そこでXに付けられた名称が“関東三大粗大ごみバンド”である。他の2バンドはHIDEがいたサーベルタイガー、ディメンシアである。「ひどい呼ばれ方していたよ」と後にYOSHIKIは笑っていたが、そう呼ばれてしまうだけのことをしていたのは事実だ。
ともかく、そういうバンドだから関わろうとするオトナ達は皆無。だから自分で作るしかなかった。そこで最初にしたのは、レコードのプレス工場に自ら行って、いくら払えばレコードを作ってくれるのか、ストレートに質問したという。

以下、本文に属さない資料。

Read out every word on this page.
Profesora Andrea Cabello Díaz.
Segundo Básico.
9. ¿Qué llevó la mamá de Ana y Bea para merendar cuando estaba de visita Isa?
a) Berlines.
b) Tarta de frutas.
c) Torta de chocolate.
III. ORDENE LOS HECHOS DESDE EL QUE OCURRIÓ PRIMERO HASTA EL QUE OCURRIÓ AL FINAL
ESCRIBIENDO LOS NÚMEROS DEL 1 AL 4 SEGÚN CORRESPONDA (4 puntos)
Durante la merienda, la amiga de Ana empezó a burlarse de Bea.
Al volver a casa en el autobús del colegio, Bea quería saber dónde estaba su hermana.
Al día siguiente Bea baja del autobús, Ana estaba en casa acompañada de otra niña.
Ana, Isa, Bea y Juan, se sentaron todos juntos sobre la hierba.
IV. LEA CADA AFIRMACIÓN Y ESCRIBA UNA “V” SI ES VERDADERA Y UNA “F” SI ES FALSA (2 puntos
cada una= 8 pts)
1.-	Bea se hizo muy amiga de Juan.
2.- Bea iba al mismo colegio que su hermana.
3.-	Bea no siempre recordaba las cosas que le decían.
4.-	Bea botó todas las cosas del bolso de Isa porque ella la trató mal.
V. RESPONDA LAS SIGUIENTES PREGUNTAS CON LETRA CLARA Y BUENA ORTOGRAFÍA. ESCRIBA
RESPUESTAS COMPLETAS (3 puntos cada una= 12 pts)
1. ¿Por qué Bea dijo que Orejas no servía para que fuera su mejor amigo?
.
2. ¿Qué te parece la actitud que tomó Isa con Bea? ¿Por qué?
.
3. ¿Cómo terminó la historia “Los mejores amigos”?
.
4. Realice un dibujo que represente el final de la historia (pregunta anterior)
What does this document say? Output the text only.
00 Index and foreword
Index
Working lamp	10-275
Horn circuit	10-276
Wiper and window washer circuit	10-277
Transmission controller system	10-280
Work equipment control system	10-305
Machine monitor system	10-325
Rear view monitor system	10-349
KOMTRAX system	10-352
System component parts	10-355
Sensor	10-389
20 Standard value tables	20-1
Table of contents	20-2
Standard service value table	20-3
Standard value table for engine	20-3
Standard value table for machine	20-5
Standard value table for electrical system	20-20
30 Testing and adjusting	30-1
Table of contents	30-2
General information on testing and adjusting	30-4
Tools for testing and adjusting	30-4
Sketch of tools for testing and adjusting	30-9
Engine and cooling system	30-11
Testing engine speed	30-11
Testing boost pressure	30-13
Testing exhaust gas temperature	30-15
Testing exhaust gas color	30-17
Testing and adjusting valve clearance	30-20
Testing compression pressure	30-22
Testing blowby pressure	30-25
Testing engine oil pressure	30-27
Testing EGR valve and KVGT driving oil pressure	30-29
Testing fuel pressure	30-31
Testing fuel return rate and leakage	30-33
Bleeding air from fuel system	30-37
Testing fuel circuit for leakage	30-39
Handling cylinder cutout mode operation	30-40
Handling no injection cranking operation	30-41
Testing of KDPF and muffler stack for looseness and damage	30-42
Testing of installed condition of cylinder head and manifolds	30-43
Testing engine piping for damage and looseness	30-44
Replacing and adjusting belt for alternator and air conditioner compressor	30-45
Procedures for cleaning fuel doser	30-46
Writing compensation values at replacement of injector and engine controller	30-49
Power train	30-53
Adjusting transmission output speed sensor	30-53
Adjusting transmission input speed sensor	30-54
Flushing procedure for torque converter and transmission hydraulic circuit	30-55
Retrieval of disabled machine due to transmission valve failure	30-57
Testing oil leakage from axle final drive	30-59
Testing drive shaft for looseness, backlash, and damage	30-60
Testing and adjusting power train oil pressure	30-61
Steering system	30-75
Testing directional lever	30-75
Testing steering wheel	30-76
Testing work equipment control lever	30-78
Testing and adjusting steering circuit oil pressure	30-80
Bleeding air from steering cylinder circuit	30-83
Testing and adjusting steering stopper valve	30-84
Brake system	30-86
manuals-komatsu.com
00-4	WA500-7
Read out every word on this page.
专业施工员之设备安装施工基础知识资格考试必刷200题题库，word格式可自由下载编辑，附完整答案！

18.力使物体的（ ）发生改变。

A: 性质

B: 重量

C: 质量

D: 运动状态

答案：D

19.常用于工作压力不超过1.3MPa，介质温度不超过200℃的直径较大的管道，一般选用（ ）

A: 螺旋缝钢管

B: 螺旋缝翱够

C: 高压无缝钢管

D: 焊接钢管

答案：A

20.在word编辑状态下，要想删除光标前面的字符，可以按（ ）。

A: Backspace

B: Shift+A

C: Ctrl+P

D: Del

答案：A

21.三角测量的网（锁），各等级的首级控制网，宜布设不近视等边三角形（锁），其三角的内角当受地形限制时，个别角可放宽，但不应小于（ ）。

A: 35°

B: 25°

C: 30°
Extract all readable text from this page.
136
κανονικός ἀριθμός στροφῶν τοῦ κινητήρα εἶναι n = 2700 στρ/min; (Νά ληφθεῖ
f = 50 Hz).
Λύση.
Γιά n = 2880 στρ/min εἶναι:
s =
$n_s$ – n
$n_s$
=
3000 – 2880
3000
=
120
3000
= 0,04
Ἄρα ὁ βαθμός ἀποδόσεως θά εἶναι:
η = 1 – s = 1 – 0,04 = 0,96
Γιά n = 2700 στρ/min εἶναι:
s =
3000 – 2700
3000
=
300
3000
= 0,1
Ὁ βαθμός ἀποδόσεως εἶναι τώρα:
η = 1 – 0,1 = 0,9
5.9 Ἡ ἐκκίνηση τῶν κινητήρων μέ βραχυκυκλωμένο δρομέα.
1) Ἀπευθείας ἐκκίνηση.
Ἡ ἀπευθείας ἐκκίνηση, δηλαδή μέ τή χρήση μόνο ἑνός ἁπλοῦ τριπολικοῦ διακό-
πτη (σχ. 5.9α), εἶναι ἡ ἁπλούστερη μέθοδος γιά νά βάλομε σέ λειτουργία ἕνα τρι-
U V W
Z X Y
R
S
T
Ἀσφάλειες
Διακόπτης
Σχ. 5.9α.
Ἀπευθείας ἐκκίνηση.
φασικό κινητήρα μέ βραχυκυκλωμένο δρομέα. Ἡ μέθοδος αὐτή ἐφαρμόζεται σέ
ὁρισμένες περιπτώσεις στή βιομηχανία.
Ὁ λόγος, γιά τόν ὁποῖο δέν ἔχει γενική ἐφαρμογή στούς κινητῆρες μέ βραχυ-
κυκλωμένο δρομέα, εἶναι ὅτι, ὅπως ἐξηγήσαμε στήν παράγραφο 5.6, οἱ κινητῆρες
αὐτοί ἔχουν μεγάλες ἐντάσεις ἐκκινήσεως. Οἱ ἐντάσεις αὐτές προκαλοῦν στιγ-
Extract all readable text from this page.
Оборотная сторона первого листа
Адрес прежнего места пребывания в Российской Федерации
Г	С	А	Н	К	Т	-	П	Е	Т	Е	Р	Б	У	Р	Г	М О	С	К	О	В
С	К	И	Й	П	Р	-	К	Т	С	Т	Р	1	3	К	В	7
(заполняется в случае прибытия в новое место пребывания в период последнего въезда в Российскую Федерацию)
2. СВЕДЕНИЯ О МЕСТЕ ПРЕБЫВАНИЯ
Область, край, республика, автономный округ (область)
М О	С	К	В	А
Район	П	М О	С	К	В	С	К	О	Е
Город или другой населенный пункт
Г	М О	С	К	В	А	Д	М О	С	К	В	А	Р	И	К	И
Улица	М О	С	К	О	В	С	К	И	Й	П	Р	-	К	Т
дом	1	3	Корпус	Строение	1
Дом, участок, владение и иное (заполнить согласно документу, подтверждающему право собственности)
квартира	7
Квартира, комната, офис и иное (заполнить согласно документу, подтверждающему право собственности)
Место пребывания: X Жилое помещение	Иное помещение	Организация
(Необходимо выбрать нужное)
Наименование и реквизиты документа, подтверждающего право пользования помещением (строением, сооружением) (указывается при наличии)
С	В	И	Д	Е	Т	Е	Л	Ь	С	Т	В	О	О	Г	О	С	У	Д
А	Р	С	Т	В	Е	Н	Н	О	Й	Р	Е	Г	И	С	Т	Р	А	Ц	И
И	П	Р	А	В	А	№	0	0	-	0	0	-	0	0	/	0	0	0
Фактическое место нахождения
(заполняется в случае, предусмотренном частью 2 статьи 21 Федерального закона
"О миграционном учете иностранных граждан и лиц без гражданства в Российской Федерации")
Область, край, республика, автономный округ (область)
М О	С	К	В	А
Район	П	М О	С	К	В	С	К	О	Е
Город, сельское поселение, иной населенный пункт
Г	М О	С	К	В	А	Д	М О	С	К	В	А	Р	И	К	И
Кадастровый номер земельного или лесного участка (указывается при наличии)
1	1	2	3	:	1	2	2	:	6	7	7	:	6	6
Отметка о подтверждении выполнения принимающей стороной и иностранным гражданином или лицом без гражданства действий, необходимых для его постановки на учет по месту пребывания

今度は印刷工場に出向いて、ジャケットを作るにはどうすればいいのか。さらにジャケットに文字を入れるために写植屋へ行って、いくらぐらい掛かるのか。そしてもちろんスタジオにもレコーディングでどれぐらい掛かるのかも聞き、レコーディングエンジニアが必要と言われれば、エンジニアは具体的に何をするのかも調べたという。
また、リリースするときにはライブもやりたいし、大々的に宣伝もしたい。そこで雑誌に広告を出すにはどうすればいいのか。次々に沸き出る疑問を、自らの行動力と、音源を出したいという意志の強さで解決していった。
“無敵と書いてEXTASYと読む、無謀と書いてYOSHIKIと読む”の精神は、すでにEXTASY RECORDSの設立から発揮されていたといっていい。